Staff WriterThe Department of Homeland Security (DHS) awarded Rutgers, the State University of New Jersey, a $3 million grant this week to study patterns in online social networking, part of a four-university collaborative program begun this past summer.
The DHS appointed Rutgers to lead this consortium, which will also consist of researchers from the University of Southern California, the University of Illinois at Champaign, and the University of Pittsburgh. Rutgers’ discrete mathematics and theoretical computer science department is spearheading the research.
The grant provides financial backing for research to identify patterns in the speech found on public message boards and other Internet forums. According to the Rutgers newspaper, The Daily Targum, the algorithms in development will one day be able to “sift through massive amounts of text and decipher opinions—such as anti-American sentiment—that would be otherwise be difficult to do manually.”
This “Super Google,” as University of Southern California researcher Eduard Hovy called it, will be able to identify communications between possible terrorists prior to acts of terrorism. Researchers acknowledged the possibility of abuse, but cited non-governmental applications, such as tracking cultural trends.
Still, Director of the Technology and Liberty Project in the American Civil Liberties Union Jay Stanley told the Targum that a better approach would be “traditional law enforcement, not trying to sift the entire population to try and get out a terrorist out of it.”
Vassar College Chair of the Mathematics Department Professor Benjamin Lotto and Chair of the Computer Science Department Professor Nancy Ide agreed with their peers, and were quick to point out that government-funded research is nothing new. “Grants to mathematicians and other scientists have come from sources like the Department of Defense, the Office for Naval Research, and the National Security Agency for years,” Lotto wrote in an e-mailed statement.

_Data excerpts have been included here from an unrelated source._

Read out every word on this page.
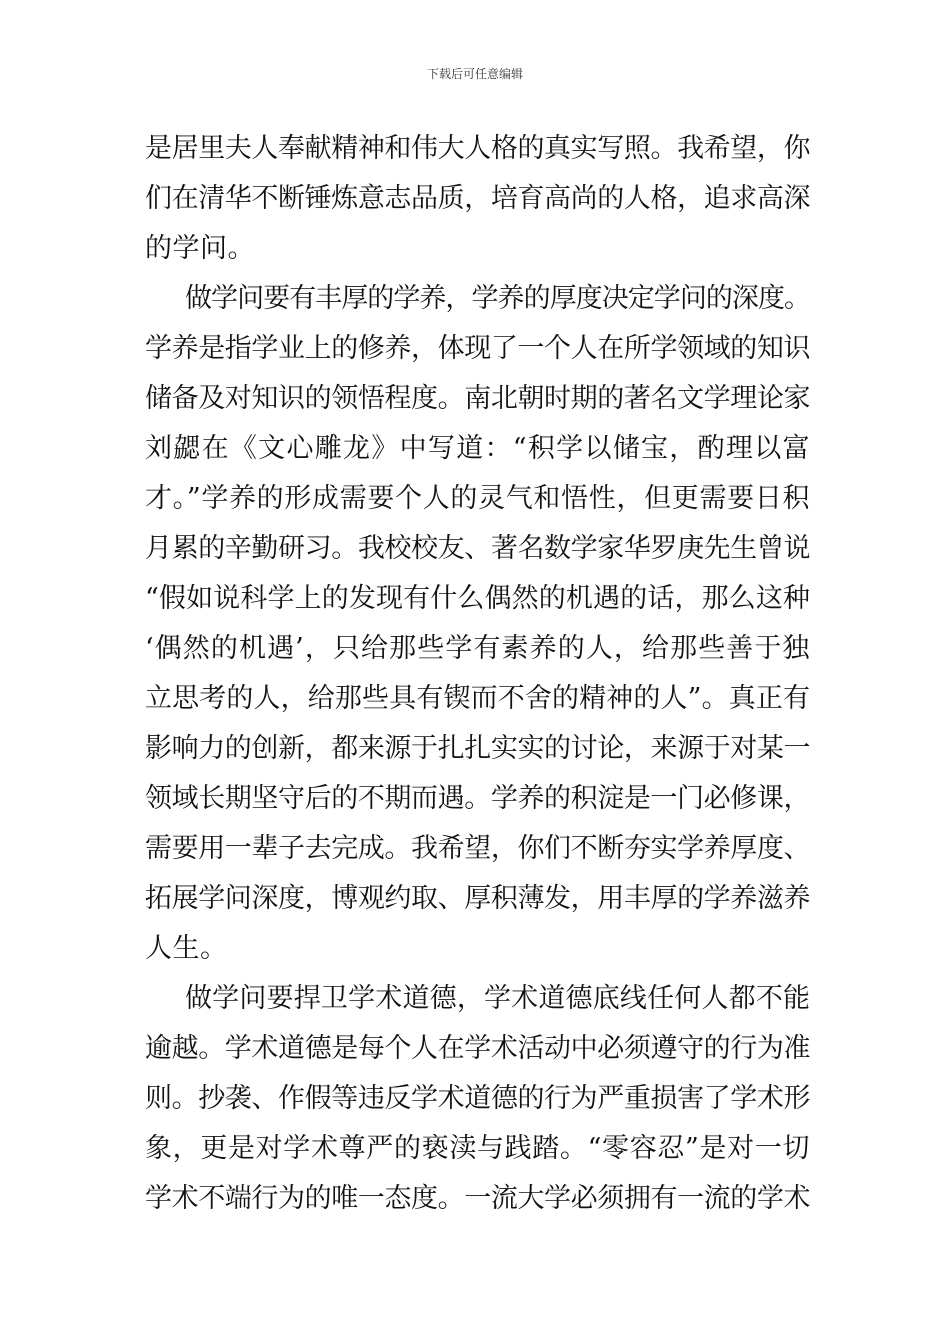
下载后可任意编辑
是居里夫人奉献精神和伟大人格的真实写照。我希望，你
们在清华不断锤炼意志品质，培育高尚的人格，追求高深
的学问。
做学问要有丰厚的学养，学养的厚度决定学问的深度。
学养是指学业上的修养，体现了一个人在所学领域的知识
储备及对知识的领悟程度。南北朝时期的著名文学理论家
刘勰在《文心雕龙》中写道：“积学以储宝，酌理以富
才。”学养的形成需要个人的灵气和悟性，但更需要日积
月累的辛勤研习。我校校友、著名数学家华罗庚先生曾说
“假如说科学上的发现有什么偶然的机遇的话，那么这种
‘偶然的机遇’，只给那些学有素养的人，给那些善于独
立思考的人，给那些具有锲而不舍的精神的人”。真正有
影响力的创新，都来源于扎扎实实的讨论，来源于对某一
领域长期坚守后的不期而遇。学养的积淀是一门必修课，
需要用一辈子去完成。我希望，你们不断夯实学养厚度、
拓展学问深度，博观约取、厚积薄发，用丰厚的学养滋养
人生。
做学问要捍卫学术道德，学术道德底线任何人都不能
逾越。学术道德是每个人在学术活动中必须遵守的行为准
则。抄袭、作假等违反学术道德的行为严重损害了学术形
象，更是对学术尊严的亵渎与践踏。“零容忍”是对一切
学术不端行为的唯一态度。一流大学必须拥有一流的学术
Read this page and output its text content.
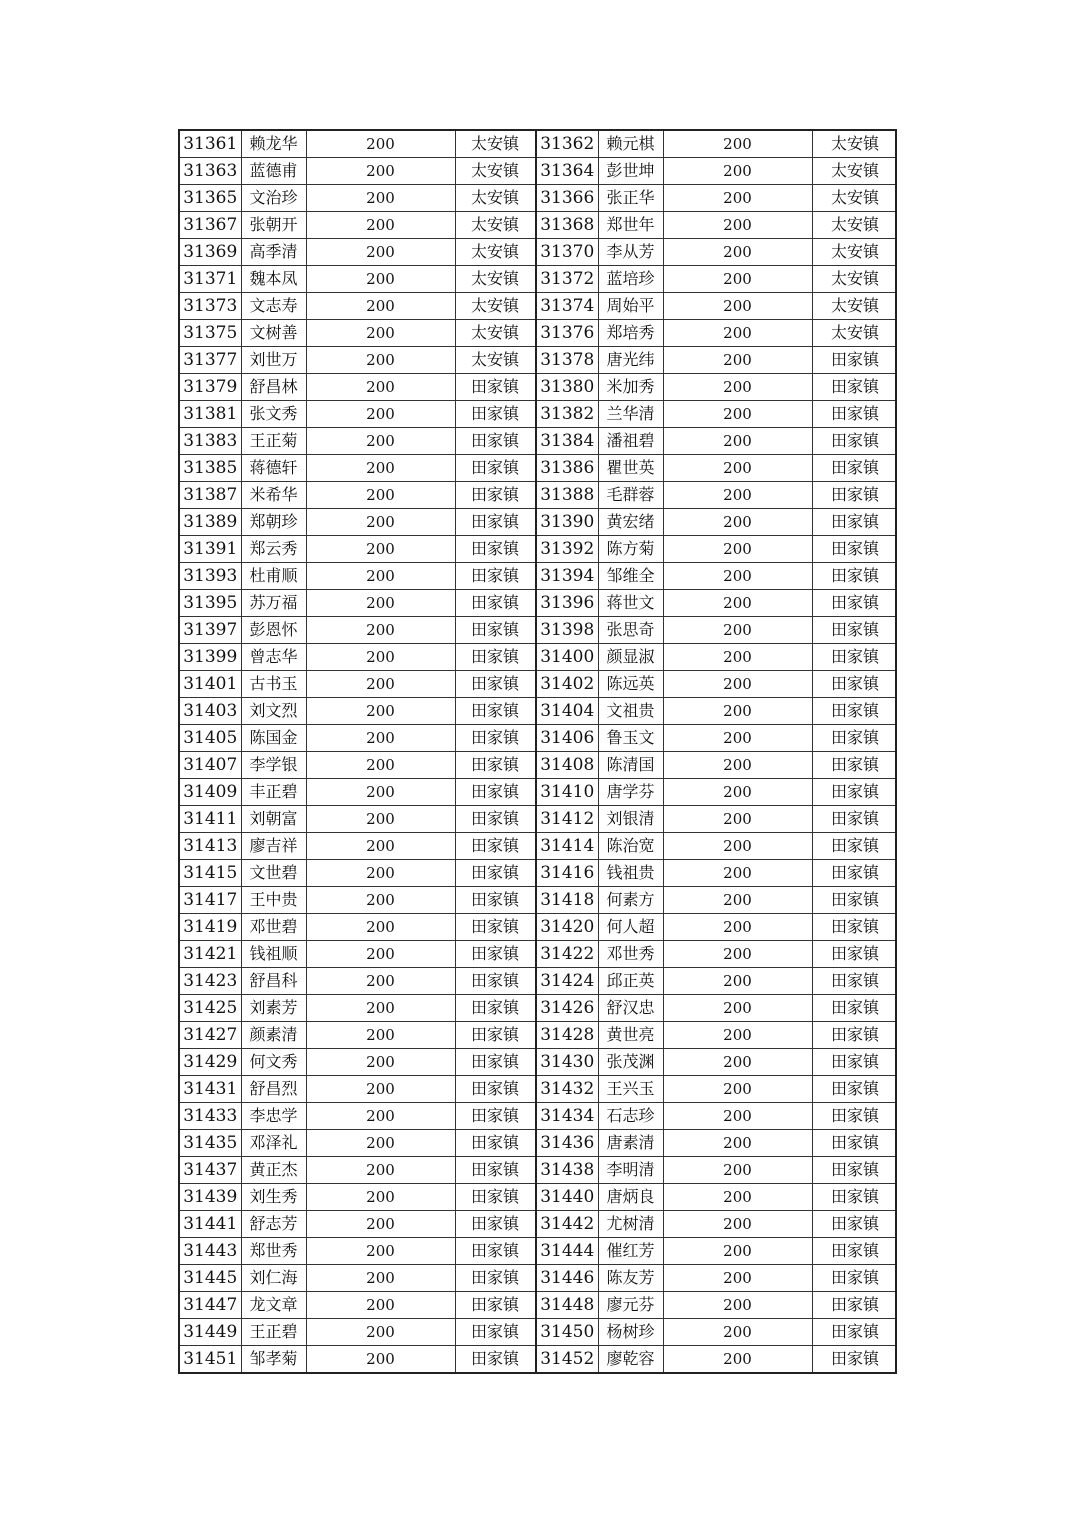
31361	赖龙华	200	太安镇	31362	赖元棋	200	太安镇
31363	蓝德甫	200	太安镇	31364	彭世坤	200	太安镇
31365	文治珍	200	太安镇	31366	张正华	200	太安镇
31367	张朝开	200	太安镇	31368	郑世年	200	太安镇
31369	高季清	200	太安镇	31370	李从芳	200	太安镇
31371	魏本凤	200	太安镇	31372	蓝培珍	200	太安镇
31373	文志寿	200	太安镇	31374	周始平	200	太安镇
31375	文树善	200	太安镇	31376	郑培秀	200	太安镇
31377	刘世万	200	太安镇	31378	唐光纬	200	田家镇
31379	舒昌林	200	田家镇	31380	米加秀	200	田家镇
31381	张文秀	200	田家镇	31382	兰华清	200	田家镇
31383	王正菊	200	田家镇	31384	潘祖碧	200	田家镇
31385	蒋德轩	200	田家镇	31386	瞿世英	200	田家镇
31387	米希华	200	田家镇	31388	毛群蓉	200	田家镇
31389	郑朝珍	200	田家镇	31390	黄宏绪	200	田家镇
31391	郑云秀	200	田家镇	31392	陈方菊	200	田家镇
31393	杜甫顺	200	田家镇	31394	邹维全	200	田家镇
31395	苏万福	200	田家镇	31396	蒋世文	200	田家镇
31397	彭恩怀	200	田家镇	31398	张思奇	200	田家镇
31399	曾志华	200	田家镇	31400	颜显淑	200	田家镇
31401	古书玉	200	田家镇	31402	陈远英	200	田家镇
31403	刘文烈	200	田家镇	31404	文祖贵	200	田家镇
31405	陈国金	200	田家镇	31406	鲁玉文	200	田家镇
31407	李学银	200	田家镇	31408	陈清国	200	田家镇
31409	丰正碧	200	田家镇	31410	唐学芬	200	田家镇
31411	刘朝富	200	田家镇	31412	刘银清	200	田家镇
31413	廖吉祥	200	田家镇	31414	陈治宽	200	田家镇
31415	文世碧	200	田家镇	31416	钱祖贵	200	田家镇
31417	王中贵	200	田家镇	31418	何素方	200	田家镇
31419	邓世碧	200	田家镇	31420	何人超	200	田家镇
31421	钱祖顺	200	田家镇	31422	邓世秀	200	田家镇
31423	舒昌科	200	田家镇	31424	邱正英	200	田家镇
31425	刘素芳	200	田家镇	31426	舒汉忠	200	田家镇
31427	颜素清	200	田家镇	31428	黄世亮	200	田家镇
31429	何文秀	200	田家镇	31430	张茂渊	200	田家镇
31431	舒昌烈	200	田家镇	31432	王兴玉	200	田家镇
31433	李忠学	200	田家镇	31434	石志珍	200	田家镇
31435	邓泽礼	200	田家镇	31436	唐素清	200	田家镇
31437	黄正杰	200	田家镇	31438	李明清	200	田家镇
31439	刘生秀	200	田家镇	31440	唐炳良	200	田家镇
31441	舒志芳	200	田家镇	31442	尤树清	200	田家镇
31443	郑世秀	200	田家镇	31444	催红芳	200	田家镇
31445	刘仁海	200	田家镇	31446	陈友芳	200	田家镇
31447	龙文章	200	田家镇	31448	廖元芬	200	田家镇
31449	王正碧	200	田家镇	31450	杨树珍	200	田家镇
31451	邹孝菊	200	田家镇	31452	廖乾容	200	田家镇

In a separate e-mailed statement, Ide agreed, writing that research “involving extraction of information from texts and other media…will continue to go on whether or not there is funding for it for security purposes.” Ide went on to say, however, that “the danger is not in the research, per se.” The thing to worry about, she continued, is “how this capability is exploited. We hope our government uses it wisely and respects the privacy of its citizens, and the task of ensuring that it does falls on us.”
Ultimately, consortium researchers believe that the benefits of such projects outweigh the risks. “If you don’t develop it, then your enemy could be developing it,” said University of Illinois Professor Jiawei Han. “You cannot base it on the technology itself whether to do it. If you see the potential to save people’s lives, you should be able to develop it.”